Doğrusu, yüz bin mültecinin daha güvenli bir yer bulmak için bizzat Suriye içinde başka bir yere veya Lübnan’a kaçmasının uluslararası camia veya Arap rejimleri için ne ifade ettiğini merak ediyorum. Bin, iki bin veya üç bin kişiden bahsetmiyoruz. Yüz bin kişiden bahsediyoruz. Suriye rejiminin ülkedeki Filistinli mültecilerin kaldığı kamplara karşı neden hassasiyet göstermediğini anlamıyoruz. Hata acaba mültecilerin kaldığı kampta mı, yoksa kampı bombalayan rejimde mi?
Rejim ömrünün bir kısmını Filistin davasına destekle geçirdi. Muhalefet cephesinde yer aldı, hep Golan ve Filistin’i kurtaracağını söyledi. Filistin’in Arap dünyasında ve uluslararası arenada bir ticaret metaı haline getirildiğini herkes biliyor. Suriye rejimi Filistin davasına destek verirken Filistin davasına ve halkına verdiğinin on katını kazandı. Rejim Filistin kartını hep kendi çıkarı için kullandı. Fakat bu rejimin iç alanı karışınca bu kez kartı parçalamaya ve bu halkın kaldığı kampları bombalamaya başladı.

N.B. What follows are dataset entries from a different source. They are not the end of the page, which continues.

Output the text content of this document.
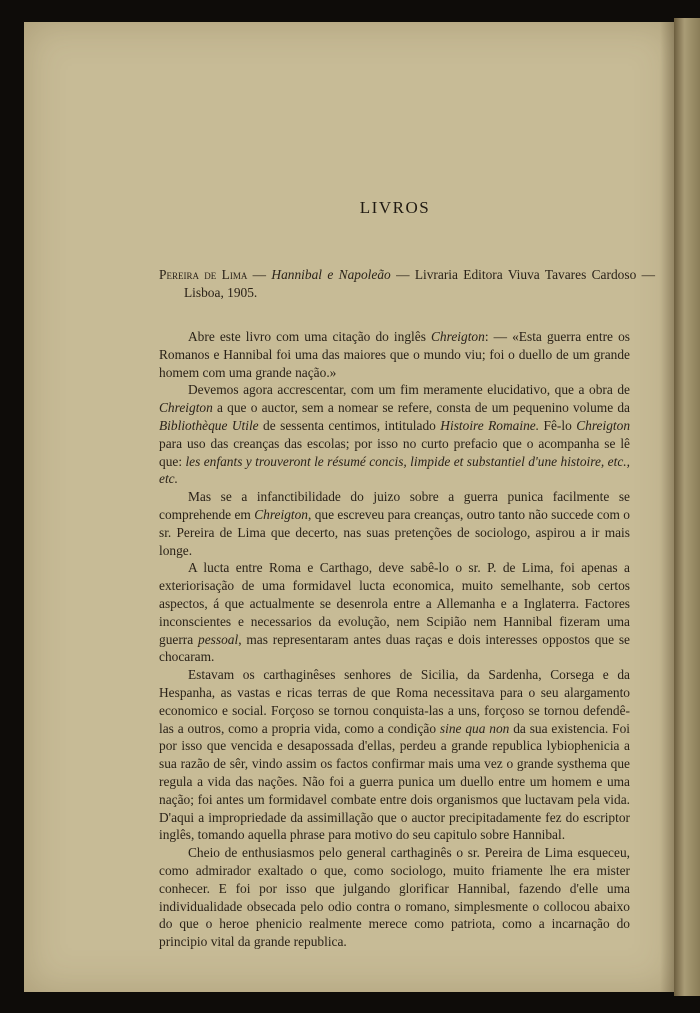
LIVROS
Pereira de Lima — Hannibal e Napoleão — Livraria Editora Viuva Tavares Cardoso — Lisboa, 1905.

Abre este livro com uma citação do inglês Chreigton: — «Esta guerra entre os Romanos e Hannibal foi uma das maiores que o mundo viu; foi o duello de um grande homem com uma grande nação.»

Devemos agora accrescentar, com um fim meramente elucidativo, que a obra de Chreigton a que o auctor, sem a nomear se refere, consta de um pequenino volume da Bibliothèque Utile de sessenta centimos, intitulado Histoire Romaine. Fê-lo Chreigton para uso das creanças das escolas; por isso no curto prefacio que o acompanha se lê que: les enfants y trouveront le résumé concis, limpide et substantiel d'une histoire, etc., etc.

Mas se a infanctibilidade do juizo sobre a guerra punica facilmente se comprehende em Chreigton, que escreveu para creanças, outro tanto não succede com o sr. Pereira de Lima que decerto, nas suas pretenções de sociologo, aspirou a ir mais longe.

A lucta entre Roma e Carthago, deve sabê-lo o sr. P. de Lima, foi apenas a exteriorisação de uma formidavel lucta economica, muito semelhante, sob certos aspectos, á que actualmente se desenrola entre a Allemanha e a Inglaterra. Factores inconscientes e necessarios da evolução, nem Scipião nem Hannibal fizeram uma guerra pessoal, mas representaram antes duas raças e dois interesses oppostos que se chocaram.

Estavam os carthaginêses senhores de Sicilia, da Sardenha, Corsega e da Hespanha, as vastas e ricas terras de que Roma necessitava para o seu alargamento economico e social. Forçoso se tornou conquista-las a uns, forçoso se tornou defendê-las a outros, como a propria vida, como a condição sine qua non da sua existencia. Foi por isso que vencida e desapossada d'ellas, perdeu a grande republica lybiophenicia a sua razão de sêr, vindo assim os factos confirmar mais uma vez o grande systhema que regula a vida das nações. Não foi a guerra punica um duello entre um homem e uma nação; foi antes um formidavel combate entre dois organismos que luctavam pela vida. D'aqui a impropriedade da assimillação que o auctor precipitadamente fez do escriptor inglês, tomando aquella phrase para motivo do seu capitulo sobre Hannibal.

Cheio de enthusiasmos pelo general carthaginês o sr. Pereira de Lima esqueceu, como admirador exaltado o que, como sociologo, muito friamente lhe era mister conhecer. E foi por isso que julgando glorificar Hannibal, fazendo d'elle uma individualidade obsecada pelo odio contra o romano, simplesmente o collocou abaixo do que o heroe phenicio realmente merece como patriota, como a incarnação do principio vital da grande republica.
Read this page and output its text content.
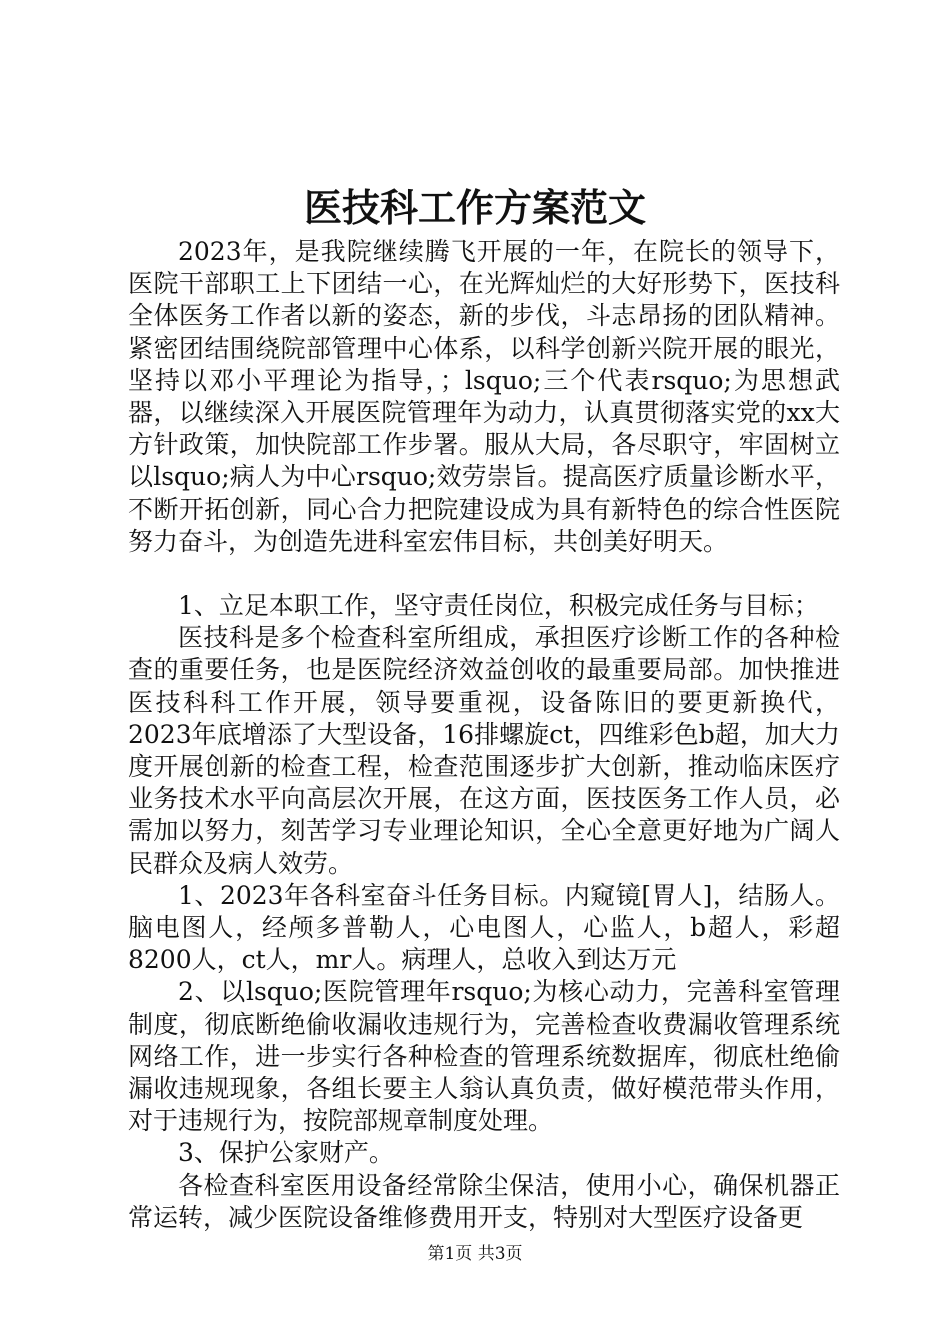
医技科工作方案范文

2023年，是我院继续腾飞开展的一年，在院长的领导下，医院干部职工上下团结一心，在光辉灿烂的大好形势下，医技科全体医务工作者以新的姿态，新的步伐，斗志昂扬的团队精神。紧密团结围绕院部管理中心体系，以科学创新兴院开展的眼光，坚持以邓小平理论为指导，；lsquo;三个代表rsquo;为思想武器，以继续深入开展医院管理年为动力，认真贯彻落实党的xx大方针政策，加快院部工作步署。服从大局，各尽职守，牢固树立以lsquo;病人为中心rsquo;效劳崇旨。提高医疗质量诊断水平，不断开拓创新，同心合力把院建设成为具有新特色的综合性医院努力奋斗，为创造先进科室宏伟目标，共创美好明天。

1、立足本职工作，坚守责任岗位，积极完成任务与目标；

医技科是多个检查科室所组成，承担医疗诊断工作的各种检查的重要任务，也是医院经济效益创收的最重要局部。加快推进医技科科工作开展，领导要重视，设备陈旧的要更新换代，2023年底增添了大型设备，16排螺旋ct，四维彩色b超，加大力度开展创新的检查工程，检查范围逐步扩大创新，推动临床医疗业务技术水平向高层次开展，在这方面，医技医务工作人员，必需加以努力，刻苦学习专业理论知识，全心全意更好地为广阔人民群众及病人效劳。

1、2023年各科室奋斗任务目标。内窥镜[胃人]，结肠人。脑电图人，经颅多普勒人，心电图人，心监人，b超人，彩超8200人，ct人，mr人。病理人，总收入到达万元

2、以lsquo;医院管理年rsquo;为核心动力，完善科室管理制度，彻底断绝偷收漏收违规行为，完善检查收费漏收管理系统网络工作，进一步实行各种检查的管理系统数据库，彻底杜绝偷漏收违规现象，各组长要主人翁认真负责，做好模范带头作用，对于违规行为，按院部规章制度处理。

3、保护公家财产。

各检查科室医用设备经常除尘保洁，使用小心，确保机器正常运转，减少医院设备维修费用开支，特别对大型医疗设备更

第1页 共3页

Yermuk tarih açısından zafer ve izzetin işareti ve yeridir. Fakat bugün Yermuk, vatanını kaybeden Filistin halkı için felaket ve musibetin adıdır. Filistinli mültecilerin Arap rejimlerine güveni kalmadı. Çünkü rejimlerin çoğu bu halka eziyet etti ve birçok mensubunu katletti.
Mültecilerin kaldığı kamplardaki durum gösterdi ki vatanı olmayanın saygınlığı da yoktur. Kanı, ırzı, malı, mülkü koruyan; güven, istikrar ve özgürlüğü sağlayan vatandır. Vatanı olmayanın bütün bu özellikleri tecavüz ve saldırıya açıktır.
Arap rejimleri çoğu zaman Filistin halkının kanını akıtma ve özgürlüklerini kısıtlama noktasında cesur davranmıştır. Hatta işgal yönetimi çoğu zaman bu konuda Arap rejimlerini kınar ve bu konuda kendisinden daha fazla Filistinliyi öldürdüklerini ifade eder.
Filistin kanını durduracak, kendisine karşı yapılan cinayetleri engelleyecek ve iltica sorununa nihai çözüm getirecek tek çözüm vatanın geri alınması, Filistinli mültecilerin gasp edilmiş haklarını geri almasıdır. Bu haklar alınmadan onun kanı akmaya ve yerinden yurdundan olmaya devam edecektir. Filistinlilerin önünde vatana alternatif hiçbir şey yoktur. Çünkü kanı ve ırzı koruyan vatandır.